There are several other local cheesemakers whose work I can personally endorse:
- Edelweiss Creamery, near Monticello, picked up a blue ribbon for its Emmentaler, which the creamery makes in a copper kettle that produces 180 pound wheels. Noted for its holes, Emmentaler is a traditional cow’s milk cheese created in Switzerland, but it’s far richer than the so-called “Swiss Cheese” sold in the U.S. The version I’ve had from Edelweiss has a grassy flavor with a tinge of caramel sweetness. I haven’t had Edelweiss’s Gouda, which also got a ribbon this year.
- Maple Leaf Cheese is affiliated with Edelweiss, and is located a few miles to the south in the hamlet of Twin Groves. Although it did not place at this year’s ACS Awards, Maple Leaf has won accolades in the recent past for its aged Cheddars. I can attest to their sharp, crumbly, and occasionally crystalline deliciousness.
- Montchevre-Betin in Belmont is run by Frenchman Arnaud Solandt. It makes goat’s milk cheeses including an unusual goat’s milk “Mini Cabrie” and several flavored soft-fresh cheeses perfect for crackers. This year the company got a first-place ribbon for its Chevre in Blue, which is still on my list of cheeses to try.
- Lactalis USA, which also has a plant in Belmont, mass-manufactures soft-ripened French style cheeses for the American market. It’s President Brie is too uniform to compare to Brie from France, but that doesn’t keep teams from Lactalis from routinely preparing ribbon-winning wheels of Brie for the ACS contest.
- Carr Valley Cheese in La Valle, Sauk County, took 18 ribbons at the ACS show this year.
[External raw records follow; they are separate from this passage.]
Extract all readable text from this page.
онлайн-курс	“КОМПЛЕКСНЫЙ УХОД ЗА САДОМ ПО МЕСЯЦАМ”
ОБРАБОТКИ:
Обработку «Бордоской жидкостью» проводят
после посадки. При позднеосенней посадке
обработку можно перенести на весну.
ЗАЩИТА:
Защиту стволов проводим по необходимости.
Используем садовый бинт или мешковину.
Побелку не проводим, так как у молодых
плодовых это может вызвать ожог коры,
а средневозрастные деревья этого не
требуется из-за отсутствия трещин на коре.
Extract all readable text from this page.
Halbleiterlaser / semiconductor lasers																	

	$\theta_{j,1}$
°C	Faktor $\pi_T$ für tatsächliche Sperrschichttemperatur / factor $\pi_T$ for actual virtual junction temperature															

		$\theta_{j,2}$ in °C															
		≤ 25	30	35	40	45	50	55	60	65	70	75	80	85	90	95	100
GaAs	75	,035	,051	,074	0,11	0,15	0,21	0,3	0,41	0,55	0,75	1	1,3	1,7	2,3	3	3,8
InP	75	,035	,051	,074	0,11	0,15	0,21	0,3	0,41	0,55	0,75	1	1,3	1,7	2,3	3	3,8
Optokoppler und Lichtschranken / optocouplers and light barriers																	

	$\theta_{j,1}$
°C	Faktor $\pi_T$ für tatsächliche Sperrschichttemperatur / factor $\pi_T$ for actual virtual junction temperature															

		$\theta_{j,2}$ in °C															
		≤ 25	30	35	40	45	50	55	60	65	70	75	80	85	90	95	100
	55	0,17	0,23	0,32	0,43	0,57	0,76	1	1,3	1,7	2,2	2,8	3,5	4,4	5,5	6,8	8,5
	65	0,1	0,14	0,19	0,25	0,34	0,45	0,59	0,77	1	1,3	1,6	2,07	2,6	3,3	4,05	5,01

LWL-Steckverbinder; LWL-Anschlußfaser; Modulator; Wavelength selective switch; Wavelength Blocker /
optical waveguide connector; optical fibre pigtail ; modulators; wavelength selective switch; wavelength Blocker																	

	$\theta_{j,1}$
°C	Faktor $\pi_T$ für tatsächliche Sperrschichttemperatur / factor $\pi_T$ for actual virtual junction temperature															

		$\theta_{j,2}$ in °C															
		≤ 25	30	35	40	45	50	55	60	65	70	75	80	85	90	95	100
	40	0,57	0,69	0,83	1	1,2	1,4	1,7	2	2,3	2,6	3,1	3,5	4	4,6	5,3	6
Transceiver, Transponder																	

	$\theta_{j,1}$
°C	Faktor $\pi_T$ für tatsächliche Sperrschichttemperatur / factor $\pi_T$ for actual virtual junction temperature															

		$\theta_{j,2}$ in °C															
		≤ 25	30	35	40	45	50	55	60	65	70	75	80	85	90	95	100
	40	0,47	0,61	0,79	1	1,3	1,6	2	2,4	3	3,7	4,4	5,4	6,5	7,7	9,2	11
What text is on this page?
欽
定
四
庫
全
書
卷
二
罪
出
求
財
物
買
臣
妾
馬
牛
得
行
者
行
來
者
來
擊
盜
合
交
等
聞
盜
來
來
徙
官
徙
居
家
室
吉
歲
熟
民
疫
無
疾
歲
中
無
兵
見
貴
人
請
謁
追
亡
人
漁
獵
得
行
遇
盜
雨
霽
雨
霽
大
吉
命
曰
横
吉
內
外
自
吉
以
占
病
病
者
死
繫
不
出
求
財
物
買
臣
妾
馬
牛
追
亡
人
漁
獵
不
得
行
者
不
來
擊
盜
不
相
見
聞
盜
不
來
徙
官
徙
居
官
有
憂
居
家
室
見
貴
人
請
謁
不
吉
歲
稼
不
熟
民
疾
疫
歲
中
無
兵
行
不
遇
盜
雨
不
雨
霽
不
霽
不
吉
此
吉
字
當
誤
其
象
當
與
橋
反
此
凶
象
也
Sid Cook, the company’s leader, has crafted an amazingly diverse variety of original cheeses with the milk of cows, goats, and sheep. Marisa, a rich sheep’s milk cheese named for Sid Cook’s daughter, placed first in its class for its fresh variety, and second in another class for its aged version.
Finally, I’ve saved the last spot in this post for the Mount Sterling Co-op Creamery, the only active cheese producer in my home county, which specializes in goat’s milk cheeses. The Mount Sterling Co-op earned a ribbon for its tasty raw milk cheddar at the ACS contest this year. The creamery’s best product, in my opinion, is the cave-aged Sterling Reserve, a washed rind cheese with a hard texture and varied flavor streaked with mouthwatering tanginess. Sterling Reserve won first place in its class last year at the Los Angeles International Dairy Competition, and it took second in its category early this spring at the World Championship Cheese contest in Madison, Wisconsin.
I could write more, and there are many local cheeses with rave reviews that I have yet to sample. Why waste time just reading about cheese here, though, when you could be out tasting new varieties for yourself? Mind you, there’s nothing wrong with Mild Cheddar and Co-Jack, but living in Wisconsin without sampling our more unique artisanal cheeses would be like living in Champagne and only drinking Kool-Aid. This is Cheese Paradise! Enjoying it is as easy as eating.